They were the assessments that so many wanted but 10 years on even the keenest advocate of key stage testing is calling for a change, reports Warwick Mansell.

THE Government's testing drive for primary school pupils may have gone too far, a leading traditionalist advocate of national curriculum tests this week conceded.

The admission from Nick Seaton, of the right-wing Campaign for Real Education, comes as the tests continue to generate controversy in this, the month of their 10th anniversary.

Over the next few weeks, hundreds of thousands of seven, 11 and 14-year-olds will be put through the testing regime. But divisions over its value remain as entrenched as ever.

Two weeks ago, The TES published results of a survey which revealed that most pupils sit more than 30 tests or teacher assessments before they reach secondary school, with the brightest taking as many as 43.

This, claims Colin Richards, professor of education at St Martin's College, Cumbria, and the survey's author, makes English children the most heavily assessed in the world.
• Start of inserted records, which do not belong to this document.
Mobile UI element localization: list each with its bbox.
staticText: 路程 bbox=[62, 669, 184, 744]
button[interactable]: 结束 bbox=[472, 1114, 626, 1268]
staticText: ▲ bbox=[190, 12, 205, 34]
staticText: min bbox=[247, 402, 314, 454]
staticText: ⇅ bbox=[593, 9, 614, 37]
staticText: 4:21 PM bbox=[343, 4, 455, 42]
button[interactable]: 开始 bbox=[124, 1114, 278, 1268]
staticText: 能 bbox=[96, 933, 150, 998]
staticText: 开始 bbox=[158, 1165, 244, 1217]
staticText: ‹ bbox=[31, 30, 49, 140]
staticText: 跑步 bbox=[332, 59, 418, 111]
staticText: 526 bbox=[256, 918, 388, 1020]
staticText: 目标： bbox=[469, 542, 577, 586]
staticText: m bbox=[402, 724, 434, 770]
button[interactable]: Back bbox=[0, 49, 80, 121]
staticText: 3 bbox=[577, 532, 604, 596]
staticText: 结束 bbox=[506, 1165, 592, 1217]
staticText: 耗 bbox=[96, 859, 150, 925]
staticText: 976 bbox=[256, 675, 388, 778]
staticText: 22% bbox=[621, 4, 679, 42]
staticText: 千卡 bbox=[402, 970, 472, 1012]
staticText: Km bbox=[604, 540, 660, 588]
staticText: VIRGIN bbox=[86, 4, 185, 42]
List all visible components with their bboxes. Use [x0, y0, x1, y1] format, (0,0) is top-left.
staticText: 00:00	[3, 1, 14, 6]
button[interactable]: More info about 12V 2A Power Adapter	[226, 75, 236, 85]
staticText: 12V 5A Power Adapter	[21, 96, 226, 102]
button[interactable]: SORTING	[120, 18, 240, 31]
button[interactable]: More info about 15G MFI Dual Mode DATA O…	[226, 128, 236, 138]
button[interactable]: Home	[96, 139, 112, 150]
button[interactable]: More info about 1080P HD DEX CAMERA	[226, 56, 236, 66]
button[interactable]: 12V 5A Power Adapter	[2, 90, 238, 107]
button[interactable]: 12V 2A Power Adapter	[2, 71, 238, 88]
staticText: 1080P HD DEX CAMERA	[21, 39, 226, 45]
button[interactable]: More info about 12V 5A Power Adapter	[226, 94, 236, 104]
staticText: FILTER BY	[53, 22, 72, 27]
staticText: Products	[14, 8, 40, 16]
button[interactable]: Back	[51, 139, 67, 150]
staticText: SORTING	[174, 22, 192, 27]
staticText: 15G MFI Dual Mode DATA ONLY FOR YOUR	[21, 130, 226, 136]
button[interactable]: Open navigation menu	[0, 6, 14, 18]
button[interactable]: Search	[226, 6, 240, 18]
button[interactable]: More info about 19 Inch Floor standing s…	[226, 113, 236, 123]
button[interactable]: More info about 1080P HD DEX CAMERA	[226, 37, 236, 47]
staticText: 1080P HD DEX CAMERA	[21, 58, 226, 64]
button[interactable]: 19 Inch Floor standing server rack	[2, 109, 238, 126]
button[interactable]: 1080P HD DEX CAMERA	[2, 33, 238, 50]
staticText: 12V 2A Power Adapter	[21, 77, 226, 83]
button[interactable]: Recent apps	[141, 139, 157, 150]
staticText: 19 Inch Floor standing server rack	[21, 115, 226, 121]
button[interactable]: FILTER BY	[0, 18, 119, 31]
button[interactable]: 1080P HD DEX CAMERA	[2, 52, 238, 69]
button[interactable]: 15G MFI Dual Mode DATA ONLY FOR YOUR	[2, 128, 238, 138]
Now Mr Seaton, though remaining a fiercely enthusiastic proponent of testing in principle, has conceded that this may be too much.

He said: "The Government may want to look at the amount of time schools are spending on tests, and the number of papers. Though I don't think pupils feel unduly pressurised, the tests are not perfect and I'm sure they could be simplified."

Mr Seaton contends though that, 10 years on, the tests have achieved their principal goal.

He said: "They provide some fairly basic information to parents, politicians and anyone who wantsto judge the performance of schools.

"They have done what was intended - to make schools and local authorities accountable to their consumers, the parents and children in schools."

Yet opponents of the tests remain just as committed as they were 10 years ago. Bethan Marshall, who led a boycott of key stage 3 English tests in the early 1990s, said: "The full extent of the damage done by the tests has been far worse than even we envisaged when we boycotted them back in 1992-3.

"For a start, we did not have primary league tables back then. When Labour came to power, it not only continued with the tables but set its own targets for the numbers of kids hitting expected levels in key stage 2 tests.

"It has ratcheted up the stress levels in the system, using children's achievements as the means by which success is judged."

John Bangs, head of education at the National Union of Teachers, is concerned that whereas the Government and the Office for Standards in Education have recognised the pressures inspections place on schools, there had been no acceptance of teachers' unhappiness with the tests.

He said: "I think the Government has taken away from teachers any sense of ownership in testing and assessment. Teachers see them as a chore, and they do not like league tables, which are only used for invidious comparisons between schools.

"Just as the Government has given a green light to a review of OFSTED and accepted the principle of school self-evaluation, so it should accept the need for change on the tests. Certainly it should get rid of the utter anachronism of league tables."